What is the plan for the Information Security Officer role?
Reporting to the Director of Compliance you will be responsible for the day-to-day operation of the company management system incl. the development, review, monitoring and enforcement of policies, processes and working practises across all aspects and levels of the business, as well as providing guidance on compliance matters. You will also focus on proactively improving the cybersecurity posture. In this role you will also collaborate with internal stakeholders with aim to increase cybersecurity awareness and reduce information security risks.
What will you do as a Information Security Officer?
Develop and oversee control systems including developing and maintaining information security policies and procedures, SOPs, and GDPR related documentation.
Production and ongoing development of a detailed roadmap to maintain and continuously improve the secure environment.
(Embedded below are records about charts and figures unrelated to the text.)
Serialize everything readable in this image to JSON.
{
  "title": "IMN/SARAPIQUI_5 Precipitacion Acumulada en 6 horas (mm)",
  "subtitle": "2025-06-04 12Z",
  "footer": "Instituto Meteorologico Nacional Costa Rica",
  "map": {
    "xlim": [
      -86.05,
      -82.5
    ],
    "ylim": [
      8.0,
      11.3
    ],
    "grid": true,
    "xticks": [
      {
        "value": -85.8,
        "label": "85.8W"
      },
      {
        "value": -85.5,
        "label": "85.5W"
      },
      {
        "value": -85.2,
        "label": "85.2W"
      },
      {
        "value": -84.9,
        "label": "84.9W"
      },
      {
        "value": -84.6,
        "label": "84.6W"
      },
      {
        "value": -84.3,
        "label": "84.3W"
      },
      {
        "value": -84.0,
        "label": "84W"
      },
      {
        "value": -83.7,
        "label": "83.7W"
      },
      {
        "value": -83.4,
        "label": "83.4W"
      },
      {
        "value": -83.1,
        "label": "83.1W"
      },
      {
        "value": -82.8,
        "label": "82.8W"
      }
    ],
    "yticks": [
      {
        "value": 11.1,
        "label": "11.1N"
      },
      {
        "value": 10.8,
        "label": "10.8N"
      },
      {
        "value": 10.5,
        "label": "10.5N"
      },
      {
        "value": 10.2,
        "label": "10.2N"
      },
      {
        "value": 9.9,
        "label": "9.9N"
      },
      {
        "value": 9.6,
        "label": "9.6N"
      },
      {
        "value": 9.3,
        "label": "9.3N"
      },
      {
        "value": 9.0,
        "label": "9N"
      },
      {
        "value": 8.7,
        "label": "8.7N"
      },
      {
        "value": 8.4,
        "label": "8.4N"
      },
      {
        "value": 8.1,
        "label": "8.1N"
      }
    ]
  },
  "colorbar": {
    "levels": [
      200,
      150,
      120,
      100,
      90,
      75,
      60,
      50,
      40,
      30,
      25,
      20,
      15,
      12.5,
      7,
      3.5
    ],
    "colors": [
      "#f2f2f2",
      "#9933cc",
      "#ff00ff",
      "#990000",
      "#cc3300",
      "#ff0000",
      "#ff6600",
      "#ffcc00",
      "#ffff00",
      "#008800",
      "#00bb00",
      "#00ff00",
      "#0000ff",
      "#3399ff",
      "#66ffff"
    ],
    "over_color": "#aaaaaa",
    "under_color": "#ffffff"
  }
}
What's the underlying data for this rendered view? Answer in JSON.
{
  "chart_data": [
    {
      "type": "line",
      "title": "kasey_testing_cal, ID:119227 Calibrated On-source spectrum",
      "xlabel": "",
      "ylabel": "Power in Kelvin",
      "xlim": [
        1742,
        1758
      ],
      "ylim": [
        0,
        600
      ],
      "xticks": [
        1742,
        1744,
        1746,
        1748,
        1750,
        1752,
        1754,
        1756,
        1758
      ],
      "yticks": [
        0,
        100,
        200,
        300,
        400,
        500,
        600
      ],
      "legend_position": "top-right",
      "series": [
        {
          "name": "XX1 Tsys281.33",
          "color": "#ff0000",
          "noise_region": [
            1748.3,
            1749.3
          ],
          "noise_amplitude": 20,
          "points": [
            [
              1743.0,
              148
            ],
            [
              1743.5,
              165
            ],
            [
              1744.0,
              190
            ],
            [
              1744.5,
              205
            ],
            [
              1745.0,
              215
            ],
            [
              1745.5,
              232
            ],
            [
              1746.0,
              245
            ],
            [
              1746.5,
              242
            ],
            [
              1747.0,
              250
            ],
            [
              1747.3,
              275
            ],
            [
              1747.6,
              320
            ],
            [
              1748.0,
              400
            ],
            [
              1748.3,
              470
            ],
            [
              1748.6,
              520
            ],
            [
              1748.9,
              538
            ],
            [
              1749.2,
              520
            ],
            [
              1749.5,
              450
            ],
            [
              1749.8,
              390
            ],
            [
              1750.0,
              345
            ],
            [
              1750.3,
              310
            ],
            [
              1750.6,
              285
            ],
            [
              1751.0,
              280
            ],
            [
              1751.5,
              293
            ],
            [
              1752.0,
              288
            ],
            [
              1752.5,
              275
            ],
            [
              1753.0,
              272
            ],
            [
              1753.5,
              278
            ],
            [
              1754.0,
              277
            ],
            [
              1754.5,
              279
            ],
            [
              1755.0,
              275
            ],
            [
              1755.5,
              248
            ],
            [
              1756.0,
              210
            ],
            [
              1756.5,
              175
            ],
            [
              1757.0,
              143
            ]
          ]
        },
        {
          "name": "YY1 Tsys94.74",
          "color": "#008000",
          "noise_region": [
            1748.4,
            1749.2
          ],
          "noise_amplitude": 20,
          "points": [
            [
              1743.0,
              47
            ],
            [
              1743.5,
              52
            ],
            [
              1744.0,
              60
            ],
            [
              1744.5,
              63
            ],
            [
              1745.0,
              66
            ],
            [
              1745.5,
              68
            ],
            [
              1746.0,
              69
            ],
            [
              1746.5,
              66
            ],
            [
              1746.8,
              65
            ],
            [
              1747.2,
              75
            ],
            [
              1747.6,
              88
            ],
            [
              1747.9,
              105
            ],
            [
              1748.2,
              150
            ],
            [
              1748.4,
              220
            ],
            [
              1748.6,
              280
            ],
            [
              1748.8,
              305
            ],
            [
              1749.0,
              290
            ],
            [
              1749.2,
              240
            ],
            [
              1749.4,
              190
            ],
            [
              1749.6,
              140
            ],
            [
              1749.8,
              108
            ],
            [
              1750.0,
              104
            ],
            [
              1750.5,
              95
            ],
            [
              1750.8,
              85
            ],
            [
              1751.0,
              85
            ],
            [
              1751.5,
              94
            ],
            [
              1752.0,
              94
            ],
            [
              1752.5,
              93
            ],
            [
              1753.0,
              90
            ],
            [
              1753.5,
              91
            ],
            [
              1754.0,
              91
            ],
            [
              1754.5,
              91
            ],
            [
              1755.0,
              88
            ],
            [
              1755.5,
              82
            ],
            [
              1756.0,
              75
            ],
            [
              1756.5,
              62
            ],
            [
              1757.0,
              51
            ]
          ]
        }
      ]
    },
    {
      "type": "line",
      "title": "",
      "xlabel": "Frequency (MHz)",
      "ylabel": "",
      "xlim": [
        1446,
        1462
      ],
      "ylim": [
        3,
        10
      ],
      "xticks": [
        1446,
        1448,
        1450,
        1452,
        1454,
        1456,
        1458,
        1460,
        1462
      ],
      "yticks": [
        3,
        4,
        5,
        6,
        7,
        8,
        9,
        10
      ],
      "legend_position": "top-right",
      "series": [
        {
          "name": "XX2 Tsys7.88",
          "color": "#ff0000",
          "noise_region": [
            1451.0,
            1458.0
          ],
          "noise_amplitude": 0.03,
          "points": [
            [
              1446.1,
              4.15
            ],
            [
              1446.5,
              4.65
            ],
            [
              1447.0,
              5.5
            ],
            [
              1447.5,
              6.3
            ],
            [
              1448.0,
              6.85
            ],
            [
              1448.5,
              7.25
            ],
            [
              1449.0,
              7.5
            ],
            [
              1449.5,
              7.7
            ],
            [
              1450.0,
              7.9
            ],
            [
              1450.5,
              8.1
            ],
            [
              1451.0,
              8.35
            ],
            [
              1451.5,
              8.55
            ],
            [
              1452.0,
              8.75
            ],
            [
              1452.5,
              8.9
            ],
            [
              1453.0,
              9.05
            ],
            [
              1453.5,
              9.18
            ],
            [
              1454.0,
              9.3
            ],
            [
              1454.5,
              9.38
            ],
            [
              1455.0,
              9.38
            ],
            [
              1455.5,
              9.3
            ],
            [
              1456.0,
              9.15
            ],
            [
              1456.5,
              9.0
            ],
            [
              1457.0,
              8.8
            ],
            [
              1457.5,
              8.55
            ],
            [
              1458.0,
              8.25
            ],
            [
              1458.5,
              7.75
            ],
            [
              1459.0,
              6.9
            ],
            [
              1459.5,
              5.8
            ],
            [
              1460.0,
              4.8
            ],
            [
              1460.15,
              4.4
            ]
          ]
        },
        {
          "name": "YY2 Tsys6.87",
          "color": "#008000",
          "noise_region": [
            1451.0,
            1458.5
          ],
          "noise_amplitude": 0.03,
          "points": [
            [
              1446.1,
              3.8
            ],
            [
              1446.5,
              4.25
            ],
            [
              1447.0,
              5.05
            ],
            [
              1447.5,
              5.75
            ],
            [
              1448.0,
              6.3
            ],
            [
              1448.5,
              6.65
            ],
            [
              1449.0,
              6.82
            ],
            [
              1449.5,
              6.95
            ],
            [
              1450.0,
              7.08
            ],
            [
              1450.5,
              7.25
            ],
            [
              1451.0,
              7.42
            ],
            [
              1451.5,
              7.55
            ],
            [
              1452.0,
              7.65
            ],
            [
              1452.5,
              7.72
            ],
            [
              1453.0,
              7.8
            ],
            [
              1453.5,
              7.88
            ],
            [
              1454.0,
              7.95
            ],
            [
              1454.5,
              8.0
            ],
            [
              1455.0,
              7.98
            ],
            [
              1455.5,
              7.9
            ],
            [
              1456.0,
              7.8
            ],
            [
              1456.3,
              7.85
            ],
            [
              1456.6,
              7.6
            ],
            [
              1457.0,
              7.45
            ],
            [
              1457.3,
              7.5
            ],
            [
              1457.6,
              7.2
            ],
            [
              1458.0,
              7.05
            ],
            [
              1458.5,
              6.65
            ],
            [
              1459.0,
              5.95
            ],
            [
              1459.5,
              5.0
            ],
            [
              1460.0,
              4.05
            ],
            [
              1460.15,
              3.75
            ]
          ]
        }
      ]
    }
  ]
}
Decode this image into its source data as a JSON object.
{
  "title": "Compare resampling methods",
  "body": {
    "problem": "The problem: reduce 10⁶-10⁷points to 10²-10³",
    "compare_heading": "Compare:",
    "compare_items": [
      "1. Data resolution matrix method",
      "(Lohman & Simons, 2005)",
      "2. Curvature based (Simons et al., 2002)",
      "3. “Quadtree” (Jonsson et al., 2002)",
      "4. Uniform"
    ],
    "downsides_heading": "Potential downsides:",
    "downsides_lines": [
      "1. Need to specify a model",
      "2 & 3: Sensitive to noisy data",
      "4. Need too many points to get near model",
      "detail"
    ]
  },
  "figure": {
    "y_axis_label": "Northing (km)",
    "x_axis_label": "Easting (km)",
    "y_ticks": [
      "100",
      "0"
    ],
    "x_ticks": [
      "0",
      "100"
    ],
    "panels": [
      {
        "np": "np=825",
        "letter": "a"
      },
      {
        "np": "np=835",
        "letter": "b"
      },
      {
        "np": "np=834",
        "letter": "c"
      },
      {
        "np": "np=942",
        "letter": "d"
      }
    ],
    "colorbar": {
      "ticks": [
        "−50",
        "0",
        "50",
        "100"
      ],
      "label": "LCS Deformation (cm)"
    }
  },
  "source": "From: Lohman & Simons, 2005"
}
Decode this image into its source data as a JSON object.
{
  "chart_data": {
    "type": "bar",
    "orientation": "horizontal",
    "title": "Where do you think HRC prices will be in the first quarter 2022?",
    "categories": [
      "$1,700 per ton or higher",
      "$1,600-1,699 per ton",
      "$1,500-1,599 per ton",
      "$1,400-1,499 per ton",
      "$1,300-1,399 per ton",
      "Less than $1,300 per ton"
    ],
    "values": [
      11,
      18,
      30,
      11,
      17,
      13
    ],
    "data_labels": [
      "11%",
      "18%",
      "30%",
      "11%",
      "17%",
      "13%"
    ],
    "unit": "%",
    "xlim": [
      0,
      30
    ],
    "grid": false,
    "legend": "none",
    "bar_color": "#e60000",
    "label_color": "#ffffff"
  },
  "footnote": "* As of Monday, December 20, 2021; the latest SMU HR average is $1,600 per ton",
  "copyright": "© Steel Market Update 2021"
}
Evaluate the efficiency of controls and improve them continuously.
Monitor, assess and evaluate risks.
Carry out and respond to Security Incident Management and Response, establishing appropriate standards and controls, managing security technologies, and directing the establishment and implementation of policies and procedures.
Collaborate with business departments to monitor the enforcement of standards and regulations.
Assess the businesss future ventures to identify possible compliance risks
Review the work of colleagues when necessary to identify compliance issues and provide advice or training
Work with External Consultants as appropriate on required security assessments and audits with follow-up of issues identified through external assessments.
Keep abreast of regulatory developments within or outside of the company as well as evolving best practices in compliance control
Assist with implementation of regulatory security compliance projects.
Assist in the design of the security architecture of the systems and the security requirements.
Prepare reports for senior management and external bodies as appropriate
Periodically perform assessment and security compliance checks, including network penetration testing, and vulnerability scans.
Deliver information security training, awareness, and guidance to employees to raise security awareness and improve security performance.
Be on call to support the organisation with security incident response outside office hours.
What do you know that makes you a great Information Security Officer?
Have at least 3 years of experience in Information Security, including handling information security incidents and events, investigation and response
Proven experience in an information security role (including experience in penetration test and security audits).
Have experience with Endpoint protection solutions, Intrusion Detection and Intrusion Prevention Systems, Firewalls, Active Directory, Vulnerability Assessment tools, Security Information Event Management tools, and application security and vulnerability management.
Strong interpersonal skills, with the ability to communicate, influence and negotiate with senior stakeholders to obtain or leverage necessary resources.
The ability to deliver difficult messages and resolve issues to achieve results, whilst maintaining strong stakeholder engagement.
In depth technical level of understanding of infrastructure operations and software engineering, showing a strong understanding of relevant subject matter.
A deep understanding of vulnerability management and associated monitoring solutions and practices.
Experience of formal security risk assessment methodologies.
Information Security Professional CISSP, CISA, CISM
Technical Security Professional - OCSP / CEH certification
Good knowledge of OWASP
Good knowledge of information security incl. ISO 27001
Salary based on experience with bonus & an excellent relocation and benefits package.